Scholars and guidelines recommend early initiation of empiric therapy in patients with suspected TM. Despite it has been recognize as the main factor determining outcome [3].
Cover Letter
Treatment delay is the strongest risk factor for death. However, the premature diagnosis remains a challenge. Even when clinical features of TM are well described, the initial symptoms are non-specific or vague in children and adults and can be mimics to those of another cause of meningitis. Furthermore, diagnostic tests available have a low sensitivity and the majority of patients come from undeveloped countries where usually not the adequate accesses to health care have. Also, complementary tests as CT scan and MRI are frequently useless to rule out or support the diagnosis [3]. Nonetheless the search for the diagnosis in developed countries still continues.
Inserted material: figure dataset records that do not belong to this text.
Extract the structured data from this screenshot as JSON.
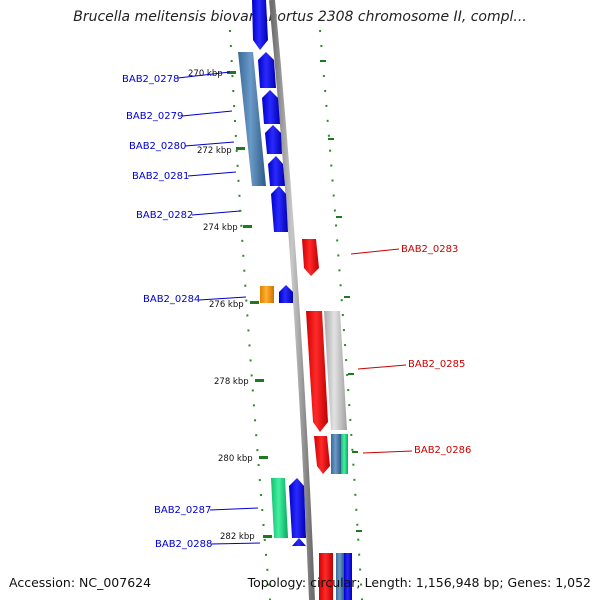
{
  "title": "Brucella melitensis biovar Abortus 2308 chromosome II, compl...",
  "footer": {
    "accession": "Accession: NC_007624",
    "topology": "Topology: circular; Length: 1,156,948 bp; Genes: 1,052"
  },
  "scale_labels": [
    "270 kbp",
    "272 kbp",
    "274 kbp",
    "276 kbp",
    "278 kbp",
    "280 kbp",
    "282 kbp"
  ],
  "gene_labels_left": [
    "BAB2_0278",
    "BAB2_0279",
    "BAB2_0280",
    "BAB2_0281",
    "BAB2_0282",
    "BAB2_0284",
    "BAB2_0287",
    "BAB2_0288"
  ],
  "gene_labels_right": [
    "BAB2_0283",
    "BAB2_0285",
    "BAB2_0286"
  ],
  "colors": {
    "forward_gene": "#0000ee",
    "reverse_gene": "#ee0000",
    "operon_blue": "#4a7fb0",
    "orange_feature": "#ff9900",
    "green_feature": "#22dd88",
    "grey_feature": "#c0c0c0",
    "backbone": "#8a8a8a",
    "scale_tick": "#2a7a2a"
  }
}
In last 15 years, researchers have been proposed about nine scales to define the positive diagnostic of
TM in clinical practice and research. Finally, a consensus of case definition has been made in Cape Town in 2009. In this one patient are given a definitive, probable, possible or not TM diagnostic depending on clinical, laboratory and cerebral imaging findings. The case definition is applicable irrespective of the patient´s age, HIV infection and the resources available, which from our point of view is an important fact in low income countries where TM prevalence is higher [4]. Doctors face important challenge in medical practice because clinical features are nonspecific and laboratory tests are insensitive. Diagnostic rules have been developed on the basis of predictable variables, but only the Vietnam Rule has been tested in different populations [5-8]. The major limitation of this rule is the detection of TM in HIV-infected patients (low sensitive and specific rate).
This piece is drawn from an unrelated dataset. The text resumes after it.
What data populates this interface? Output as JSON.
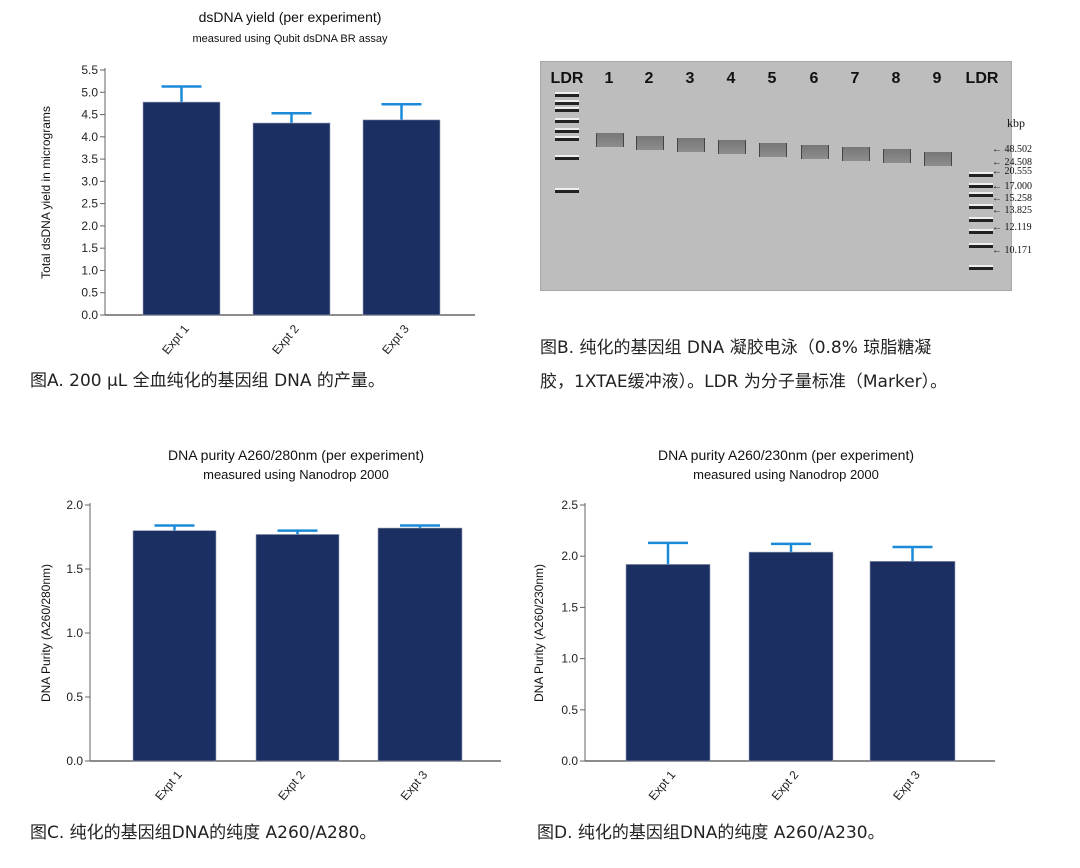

The principles of TM treatment still come from observational studies and clinical practice, and not from controlled clinical trials. Even when diagnosis is satisfactorily made and treatment started untimely, drug-resistant is an increasingly widespread medical trouble.
Defy is to detect early fail in treatment for starting alternative drugs and preventing death and disability. There exist not recommendations for multidrug resistant TM [9]. The antituberculosis agent should be chosen by probable susceptibility and rebrospinal fluid penetration, including corticosteroid therapy to reduce mortality.
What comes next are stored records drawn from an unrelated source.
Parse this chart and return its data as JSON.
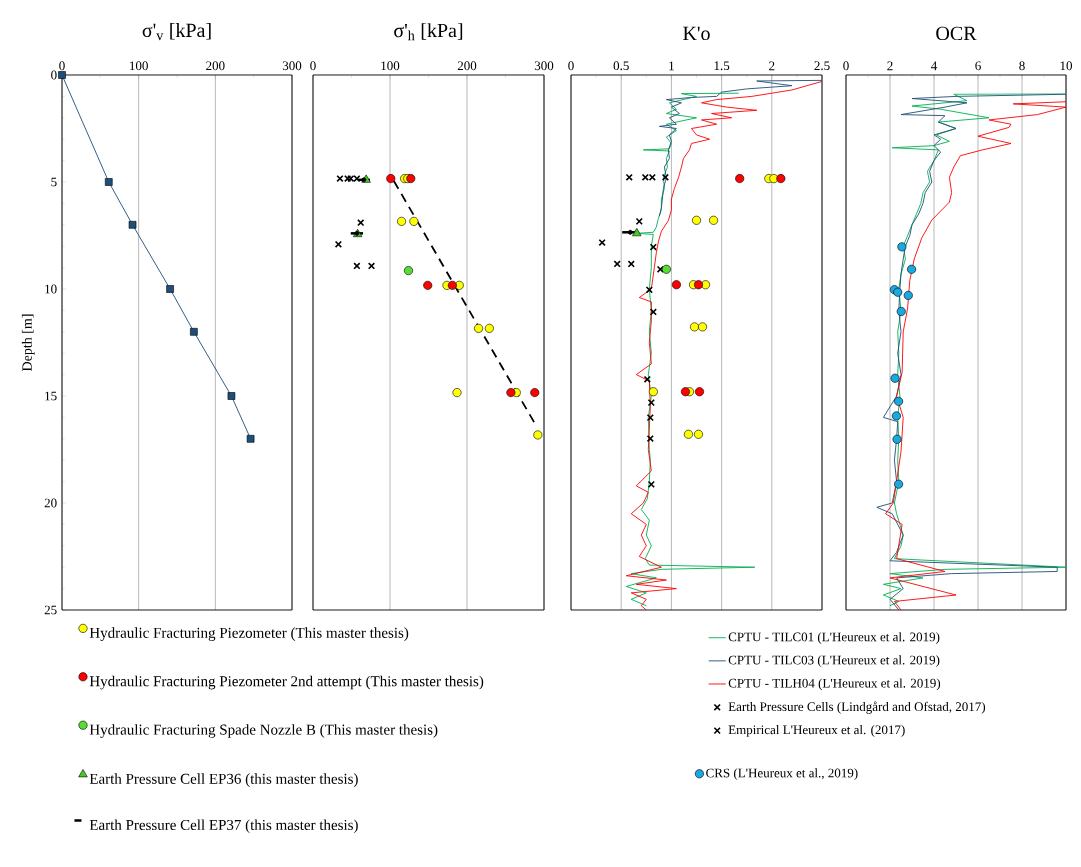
{
  "chart_data": [
    {
      "type": "line",
      "title": "σ'$_{v}$ [kPa]",
      "ylabel": "Depth [m]",
      "xlim": [
        0,
        300
      ],
      "xticks": [
        0,
        100,
        200,
        300
      ],
      "ylim": [
        25,
        0
      ],
      "yticks": [
        0,
        5,
        10,
        15,
        20,
        25
      ],
      "grid": "x",
      "series": [
        {
          "color": "#1f4e79",
          "marker": "square",
          "x": [
            0,
            61,
            92,
            141,
            172,
            221,
            246
          ],
          "values": [
            0,
            5,
            7,
            10,
            12,
            15,
            17
          ]
        }
      ]
    },
    {
      "type": "scatter",
      "title": "σ'$_{h}$ [kPa]",
      "xlim": [
        0,
        300
      ],
      "xticks": [
        0,
        100,
        200,
        300
      ],
      "ylim": [
        25,
        0
      ],
      "tick_labels": "x",
      "grid": "x",
      "legend": "bottom",
      "series": [
        {
          "type": "line",
          "color": "#000000",
          "marker": "none",
          "line_style": "dashed",
          "x": [
            105,
            290
          ],
          "values": [
            4.95,
            16.4
          ]
        },
        {
          "color": "#000000",
          "marker": "cross",
          "x": [
            35,
            45,
            49,
            57,
            62,
            33,
            57,
            76
          ],
          "values": [
            4.84,
            4.84,
            4.84,
            4.84,
            6.9,
            7.91,
            8.92,
            8.92
          ]
        },
        {
          "name": "Hydraulic Fracturing Piezometer (This master thesis)",
          "color": "#ffff00",
          "marker": "circle",
          "x": [
            119,
            123,
            115,
            131,
            174,
            190,
            215,
            229,
            187,
            264,
            292
          ],
          "values": [
            4.84,
            4.84,
            6.84,
            6.84,
            9.83,
            9.83,
            11.84,
            11.84,
            14.84,
            14.84,
            16.82
          ]
        },
        {
          "name": "Hydraulic Fracturing Piezometer 2nd attempt (This master thesis)",
          "color": "#ff0000",
          "marker": "circle",
          "x": [
            101,
            127,
            149,
            181,
            257,
            288
          ],
          "values": [
            4.84,
            4.84,
            9.83,
            9.83,
            14.84,
            14.84
          ]
        },
        {
          "name": "Hydraulic Fracturing Spade Nozzle B (This master thesis)",
          "color": "#55dd33",
          "marker": "circle",
          "x": [
            124
          ],
          "values": [
            9.14
          ]
        },
        {
          "name": "Earth Pressure Cell EP36 (this master thesis)",
          "color": "#44cc22",
          "marker": "triangle",
          "x": [
            69,
            58
          ],
          "values": [
            4.9,
            7.44
          ]
        },
        {
          "name": "Earth Pressure Cell EP37 (this master thesis)",
          "color": "#000000",
          "marker": "none",
          "x": [
            66,
            57
          ],
          "values": [
            4.9,
            7.4
          ],
          "xerrors": [
            8,
            8
          ]
        }
      ]
    },
    {
      "type": "line",
      "title": "K'o",
      "xlim": [
        0,
        2.5
      ],
      "xticks": [
        0,
        0.5,
        1,
        1.5,
        2,
        2.5
      ],
      "ylim": [
        25,
        0
      ],
      "tick_labels": "x",
      "grid": "x",
      "legend": "bottom",
      "series": [
        {
          "name": "CPTU - TILC01 (L'Heureux et al. 2019)",
          "color": "#00b050",
          "x": [
            1.67,
            1.1,
            1.25,
            0.98,
            1.05,
            0.95,
            1.25,
            0.95,
            1.05,
            0.95,
            1.0,
            0.98,
            0.72,
            0.98,
            0.95,
            0.96,
            0.92,
            0.93,
            0.9,
            0.9,
            0.87,
            0.85,
            0.82,
            0.65,
            0.82,
            0.8,
            0.8,
            0.78,
            0.8,
            0.78,
            0.8,
            0.77,
            0.8,
            0.77,
            0.78,
            0.79,
            0.78,
            0.76,
            0.7,
            0.78,
            0.75,
            0.8,
            0.74,
            0.78,
            1.83,
            0.9,
            0.6,
            0.85,
            0.55,
            0.75,
            0.6,
            0.75
          ],
          "values": [
            0.85,
            0.87,
            1.0,
            1.3,
            1.6,
            1.8,
            2.0,
            2.3,
            2.6,
            2.9,
            3.2,
            3.45,
            3.5,
            3.55,
            3.9,
            4.3,
            4.8,
            5.3,
            5.8,
            6.3,
            6.7,
            7.1,
            7.35,
            7.4,
            7.45,
            8.0,
            9.0,
            10,
            11,
            12,
            13,
            14,
            15,
            16,
            17.5,
            18,
            19,
            19.8,
            20.3,
            20.8,
            21.5,
            22,
            22.6,
            22.9,
            23.0,
            23.1,
            23.3,
            23.5,
            23.9,
            24.2,
            24.5,
            24.8
          ]
        },
        {
          "name": "CPTU - TILC03 (L'Heureux et al. 2019)",
          "color": "#1f4e79",
          "x": [
            2.5,
            1.85,
            2.2,
            1.75,
            1.5,
            1.45,
            1.2,
            0.95,
            1.1,
            1.0,
            1.08,
            0.98,
            1.05,
            0.88,
            1.05,
            0.98,
            1.0,
            0.97,
            0.98,
            0.93,
            0.95,
            0.92,
            0.91,
            0.9,
            0.88
          ],
          "values": [
            0.25,
            0.28,
            0.5,
            0.65,
            0.8,
            1.0,
            1.05,
            1.15,
            1.3,
            1.5,
            1.8,
            2.0,
            2.3,
            2.4,
            2.5,
            2.8,
            3.1,
            3.5,
            3.9,
            4.3,
            4.8,
            5.3,
            5.8,
            6.2,
            6.6
          ]
        },
        {
          "name": "CPTU - TILH04 (L'Heureux et al. 2019)",
          "color": "#ff0000",
          "x": [
            2.5,
            2.35,
            2.2,
            2.0,
            1.8,
            1.45,
            1.3,
            1.55,
            1.85,
            1.4,
            1.6,
            1.3,
            1.45,
            1.2,
            1.25,
            1.38,
            1.2,
            1.18,
            1.12,
            1.1,
            1.07,
            1.03,
            1.0,
            1.0,
            0.97,
            0.9,
            0.87,
            0.85,
            0.83,
            0.8,
            0.68,
            0.8,
            0.8,
            0.78,
            0.8,
            0.65,
            0.78,
            0.79,
            0.77,
            0.8,
            0.65,
            0.77,
            0.72,
            0.6,
            0.75,
            0.7,
            0.75,
            0.68,
            0.9,
            0.55,
            0.95,
            0.65,
            1.05,
            0.6,
            0.75,
            0.7,
            0.75
          ],
          "values": [
            0.3,
            0.5,
            0.7,
            0.85,
            1.0,
            1.15,
            1.3,
            1.5,
            1.65,
            1.8,
            2.0,
            2.1,
            2.3,
            2.5,
            2.8,
            3.0,
            3.2,
            3.5,
            3.9,
            4.3,
            4.8,
            5.3,
            5.8,
            6.3,
            6.8,
            7.3,
            7.8,
            8.3,
            9.0,
            10,
            10.4,
            10.6,
            11.5,
            12.5,
            13.5,
            14.0,
            14.3,
            15.5,
            17.5,
            18.5,
            19.2,
            19.5,
            20.0,
            20.5,
            21,
            21.5,
            22,
            22.5,
            23.0,
            23.4,
            23.6,
            23.8,
            24.0,
            24.2,
            24.5,
            24.8,
            25
          ]
        },
        {
          "type": "scatter",
          "name": "Earth Pressure Cells (Lindgård and Ofstad, 2017)",
          "color": "#000000",
          "marker": "cross",
          "x": [
            0.58,
            0.74,
            0.81,
            0.94,
            0.68,
            0.31,
            0.46,
            0.6
          ],
          "values": [
            4.78,
            4.78,
            4.78,
            4.78,
            6.84,
            7.83,
            8.83,
            8.83
          ]
        },
        {
          "type": "scatter",
          "name": "Empirical L'Heureux et al. (2017)",
          "color": "#000000",
          "marker": "cross",
          "x": [
            0.82,
            0.89,
            0.78,
            0.82,
            0.76,
            0.8,
            0.79,
            0.79,
            0.8
          ],
          "values": [
            8.04,
            9.08,
            10.04,
            11.07,
            14.22,
            15.31,
            16.01,
            16.99,
            19.13
          ]
        },
        {
          "type": "scatter",
          "color": "#ffff00",
          "marker": "circle",
          "x": [
            1.97,
            2.02,
            1.25,
            1.42,
            1.22,
            1.34,
            1.23,
            1.31,
            0.82,
            1.18,
            1.17,
            1.27
          ],
          "values": [
            4.84,
            4.84,
            6.79,
            6.79,
            9.8,
            9.8,
            11.77,
            11.77,
            14.8,
            14.8,
            16.79,
            16.79
          ]
        },
        {
          "type": "scatter",
          "color": "#ff0000",
          "marker": "circle",
          "x": [
            1.68,
            2.09,
            1.05,
            1.27,
            1.14,
            1.28
          ],
          "values": [
            4.84,
            4.84,
            9.8,
            9.8,
            14.8,
            14.8
          ]
        },
        {
          "type": "scatter",
          "color": "#55dd33",
          "marker": "circle",
          "x": [
            0.95
          ],
          "values": [
            9.08
          ]
        },
        {
          "type": "scatter",
          "color": "#44cc22",
          "marker": "triangle",
          "x": [
            0.655
          ],
          "values": [
            7.4
          ]
        },
        {
          "type": "scatter",
          "color": "#000000",
          "marker": "none",
          "x": [
            0.59
          ],
          "values": [
            7.35
          ],
          "xerrors": [
            0.08
          ]
        }
      ]
    },
    {
      "type": "line",
      "title": "OCR",
      "xlim": [
        0,
        10
      ],
      "xticks": [
        0,
        2,
        4,
        6,
        8,
        10
      ],
      "ylim": [
        25,
        0
      ],
      "tick_labels": "x",
      "grid": "x",
      "legend": "bottom",
      "series": [
        {
          "color": "#00b050",
          "x": [
            10,
            4.9,
            5.5,
            3.0,
            4.3,
            6.5,
            4.2,
            5.0,
            4.1,
            4.7,
            4.0,
            2.1,
            4.2,
            4.0,
            3.7,
            3.8,
            3.5,
            3.4,
            3.2,
            3.0,
            2.8,
            2.6,
            2.7,
            2.5,
            2.4,
            2.5,
            2.35,
            2.4,
            2.35,
            2.45,
            2.35,
            2.4,
            2.35,
            2.4,
            2.2,
            2.3,
            2.6,
            2.5,
            2.2,
            10,
            4.5,
            2.0,
            3.5,
            1.7,
            2.5,
            1.7,
            2.4,
            2.0
          ],
          "values": [
            0.88,
            0.9,
            1.2,
            1.45,
            1.6,
            2.0,
            2.2,
            2.5,
            2.8,
            3.1,
            3.3,
            3.4,
            3.5,
            4.0,
            4.5,
            5.0,
            5.5,
            6.0,
            6.5,
            7.0,
            7.5,
            8.0,
            8.6,
            9.3,
            10,
            11,
            12,
            13,
            14,
            15,
            16,
            17,
            18,
            19,
            20,
            20.5,
            21.5,
            22,
            22.6,
            23.0,
            23.1,
            23.3,
            23.5,
            23.8,
            24.0,
            24.3,
            24.6,
            24.8
          ]
        },
        {
          "color": "#1f4e79",
          "x": [
            10,
            5.0,
            3.0,
            5.5,
            4.5,
            2.5,
            4.5,
            4.2,
            5.0,
            4.0,
            4.3,
            4.0,
            4.3,
            4.0,
            3.8,
            3.9,
            3.6,
            3.5,
            3.3,
            3.0,
            2.9,
            2.7,
            2.6,
            2.5,
            2.45,
            2.4,
            2.5,
            2.35,
            2.5,
            2.3,
            1.7,
            2.35,
            2.3,
            2.2,
            2.3,
            2.1,
            1.4,
            2.1,
            2.6,
            2.3,
            2.0,
            9.6,
            9.6,
            4.8,
            2.3,
            2.6,
            2.0,
            2.4
          ],
          "values": [
            0.9,
            1.0,
            1.1,
            1.3,
            1.5,
            1.85,
            1.9,
            2.2,
            2.5,
            2.8,
            3.0,
            3.3,
            3.6,
            4.0,
            4.5,
            5.0,
            5.5,
            6.0,
            6.5,
            7.0,
            7.5,
            8.0,
            8.6,
            9.3,
            10,
            11,
            12,
            13,
            14,
            15,
            16.0,
            16.2,
            17,
            18,
            19,
            20,
            20.2,
            20.5,
            21.5,
            22.3,
            22.7,
            23.0,
            23.2,
            23.3,
            23.5,
            24.0,
            24.5,
            25
          ]
        },
        {
          "color": "#ff0000",
          "x": [
            10,
            7.6,
            10,
            8.7,
            6.5,
            7.5,
            7.4,
            6.0,
            7.5,
            6.2,
            5.2,
            4.9,
            4.7,
            4.8,
            4.7,
            3.9,
            3.45,
            3.1,
            2.9,
            2.8,
            2.6,
            2.55,
            2.3,
            2.6,
            2.5,
            2.15,
            1.8,
            2.55,
            2.3,
            4.5,
            2.0,
            5.0,
            2.2,
            2.5
          ],
          "values": [
            1.25,
            1.35,
            1.5,
            1.85,
            2.1,
            2.3,
            2.45,
            2.86,
            3.2,
            3.5,
            3.77,
            4.3,
            4.78,
            5.5,
            5.94,
            6.78,
            7.6,
            8.6,
            9.6,
            10.9,
            12,
            13.9,
            15,
            16,
            17.6,
            20,
            20.5,
            21,
            22.6,
            23.2,
            23.5,
            24.3,
            24.6,
            25
          ]
        },
        {
          "type": "scatter",
          "name": "CRS (L'Heureux et al., 2019)",
          "color": "#1aa8e0",
          "marker": "circle",
          "x": [
            2.54,
            2.98,
            2.2,
            2.35,
            2.83,
            2.51,
            2.23,
            2.39,
            2.29,
            2.32,
            2.39
          ],
          "values": [
            8.03,
            9.08,
            10.03,
            10.15,
            10.3,
            11.05,
            14.17,
            15.25,
            15.93,
            17.02,
            19.12
          ]
        }
      ]
    }
  ]
}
Despite the advances in diagnosis and treatment of TM, there persist numerous unclear interrogations. There should be designate additional economic and human resources for investigation. The effort made until today is not enough, and HIV-infected patients represents worrying group. The main way to improve survival is the prompt diagnosis and treatment. To bear in mind the insensitive tests currently available is not simple to arrive early to a correct diagnosis. Likewise, the multidrug resistant restrict the healing possibilities. There still are more questions than answers, an approached is urgently needed.
Acknowledgements
The authors have not received economic support for the development / publishing of this research.
Conflict of interests
Authors declare that not exist any conflict of interest.